株式の譲渡制限については、判例からの出題が多いようですよ。次のような、まるで憲法の問題か何かかと思う問題が出たこともあるのです^^;

次の論述の( )の中に入る文として適当なものは、後記(1)から(5)までのうちどれか。

 

会社法第107条は、定款をもって発行する全部の株式の内容として譲渡による当該株式の取得について当該株式会社の承認を要する旨を定めることができると規定し、株式の譲渡性の制限を許しているが、その趣旨は、専ら株式会社にとって好ましくない者が株主となることを防止することにあると解される。このような譲渡制限の趣旨と株式の譲渡が本来自由であるべきことにかんがみると、定款に発行する全部の株式の内容として株式の譲渡による当該株式の取得について株式会社の承認を要する旨の定めがある場合に、株式会社の承認を得ずにされた株式の譲渡については、( )と解するのが相当である。」

 

(1) 株式会社に対する関係でも、譲渡当事者間においても効力を生じない。

(2) 株式会社に対する関係では効力を生じないが、譲渡当事者間においては有効である。

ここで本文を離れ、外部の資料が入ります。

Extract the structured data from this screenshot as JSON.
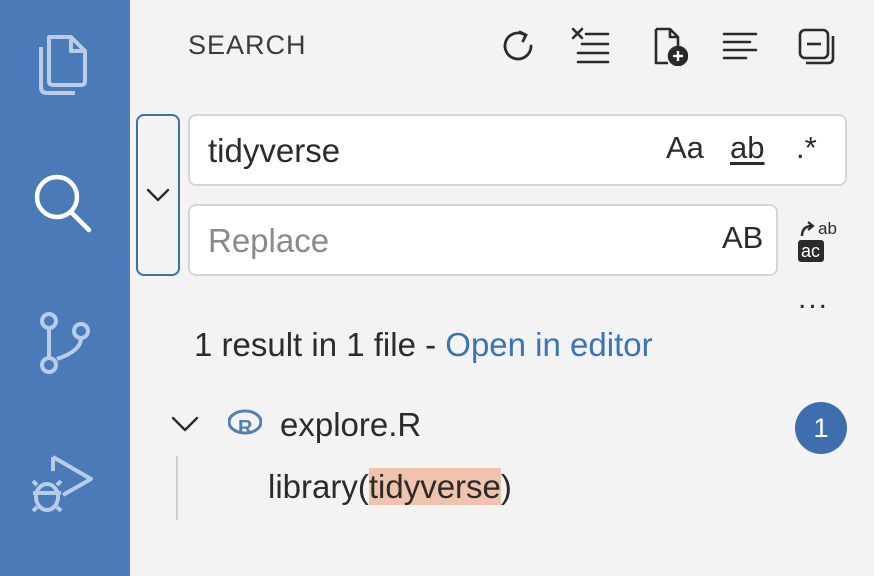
{
  "activity_bar": {
    "icons": [
      "files-icon",
      "search-icon",
      "source-control-icon",
      "run-debug-icon"
    ],
    "color": "#4a7ab8"
  },
  "panel": {
    "title": "SEARCH",
    "toolbar": [
      "refresh-icon",
      "clear-results-icon",
      "new-search-editor-icon",
      "view-as-tree-icon",
      "collapse-all-icon"
    ]
  },
  "search": {
    "value": "tidyverse",
    "options": {
      "match_case": "Aa",
      "whole_word": "ab",
      "regex": ".*"
    }
  },
  "replace": {
    "placeholder": "Replace",
    "preserve_case": "AB",
    "more": "..."
  },
  "summary": {
    "text": "1 result in 1 file - ",
    "link": "Open in editor"
  },
  "results": [
    {
      "file": "explore.R",
      "count": "1",
      "matches": [
        {
          "before": "library(",
          "match": "tidyverse",
          "after": ")"
        }
      ]
    }
  ],
  "colors": {
    "accent": "#3a74b4",
    "highlight": "#f0c4ac",
    "badge": "#3e6eae"
  }
}
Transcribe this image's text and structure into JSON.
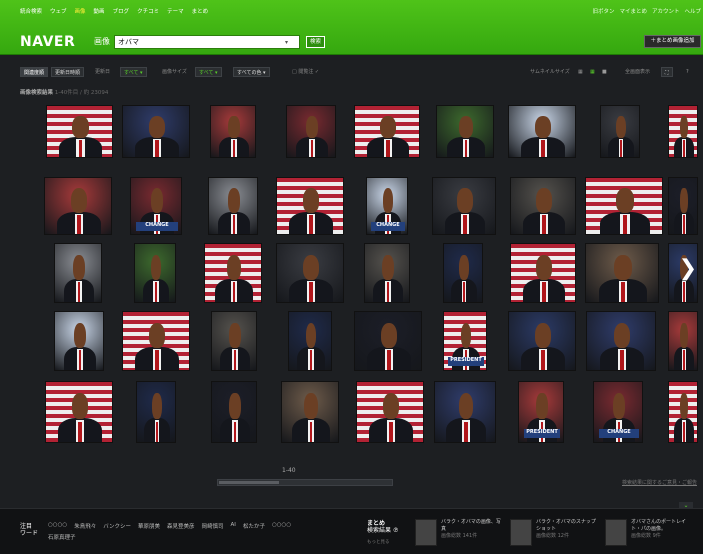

(3) 株式会社に対する関係では有効であるが、譲渡当事者間においては効力を生じない。

(4) 株式会社に対する関係でも、譲渡当事者間においても有効である。

(5) 株式会社に対する関係でも、譲渡当事者間においても譲受人が有効であることを主張することはできない。

(平成7年 問29)

ちなみに答えは(2)です。最判S48.6.15の判決文を元にした文章穴埋め問題ということですが、会社法でこんなに判例をガッツリ出すこともあるんですねぇ…。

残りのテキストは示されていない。